Si leemos los comentarios al ranking de los vinos riojanos por Luis Gutiérrez en marzo de este año, se aprecia también la misma necesidad de sumar los gustos personales de cada usuario a los del corresponsal de Parker en España: “Yo tengo otras añadas y otra bodegas como Lopez de Heredia que para mi gusto serían un 100+, pero bueno es lo que hay, no quiero menospreciar los vinos de Telmo, hace unos vinazos espectaculares, quizás yo sea un “clásico” de Rioja.Con esto que quede claro que no quiero decir que no se lo merezca, pero últimamente están saliendo puntos a diestro y siniestro….”.

Tanta reacción a las listas es un aplauso para los gurús, pero no deja de ser pasto para cientos de nuevas críticas callejeras y opiniones que pasan por convertirse en autoridad. Esta necesidad de foros y debate añade nuevas ideas emprendedoras de Vivino o Detectable que son ya fuente obligada de consulta para conocer un nuevo tipo de puntuación: las estrellas, los favoritos de los críticos y sumilleres, o los comentarios escuetos del great¡ del usuario. El rastro a la app que se denominaba el Trypadvisor del vino fue Wine Demon, que no subsistió demasiado tiempo dependiendo curiosamente de una distribuidora de vinos que nació como un crowfunding de pequeños elaboradores: Naked Wines.  Pretendió ser un buscador de locales donde se podía conocer por geolocalización algunos vinos catados por gente cercana a tu ubicación. Lo llamativo en esta herramienta con potencial era que los usuarios acostumbrados a comprar vinos de supermercado, valoraban por encima a vinos como Yellow Tail Shiraz en un 85% de las ocasiones, por encima de un Château d’Yquem o un Rioja Alta Gran Reserva 1994.

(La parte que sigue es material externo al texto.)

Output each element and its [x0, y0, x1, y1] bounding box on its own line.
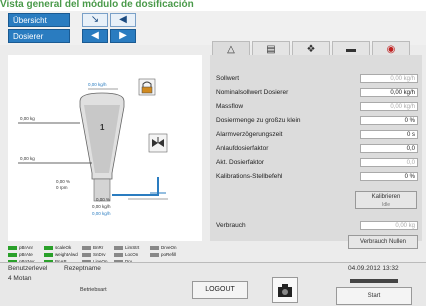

Lo que  obligaba a discernir en este tipo de apps con volumen de descargas es a diferenciar entre dos tipos de consumidores de vinos: el que siempre puntúa mejor el vino que conoce y no prueba otra cosa, con un tope de precio, y el que profundiza en vinos más caros con las consabidas especificaciones y catas, que se parecen a los comentaristas de las webs sobre los gurús ya citados. En las medias ponderadas de los ranking de este tipo de apps siempre figuran por arriba los vinos más populares, pero hay que ser conscientes de que apps como Vivino tienen más de 25 millones de descargas en el mundo. Como ocurre en Instagram con las fotos de recomendaciones de botellas más impactantes, fotográficas y llenas de luz, escenarios, color, felicidad, creatividad y fantasía, lanzados por influencers y aficionados a los momentos, las fiestas y los eventos. ¿Son todos los consumidores? No. Algunas apps como Plonk del grupo inglés Bibendum lo han sabido sacar partido para vender de manera más divertida su porfolio de vinos como distribuidora, y de paso dar voz e imagen a sus fieles.

No caigamos en la tentación de creer que la democratización de estos vinos en las redes sociales se impone al trabajo informativo completo de los profesionales. Ni que la de los segundos debe imperar a la de los primeros. Me quedo con un sano diálogo entre ambas figuras, como sucede en estas nuevas apps, y que los distribuidores y bodegas conviertan los vinos en conceptos más funcionales, en ocasiones y momentos que superen el imperio de los datos científicos, los puntos, o las dictaduras de estadísticas incompletas. Algunos de los logaritmos de webs como GlobalWinescore.com son usadas por Vivino. Puro algoritmo pero animado por los escaneadores de etiquetas.

No hay bebedores de primera o de segunda, conocedores o neófitos, cielo o infierno. Hay maneras de agrupar la información, pero esta debe ser lo más completa posible, lógica y emocional, racional y creativa para que sirva para motivar a la compra. Eso supone el progreso. ¿Eres de puntos, estrellas o de fotos?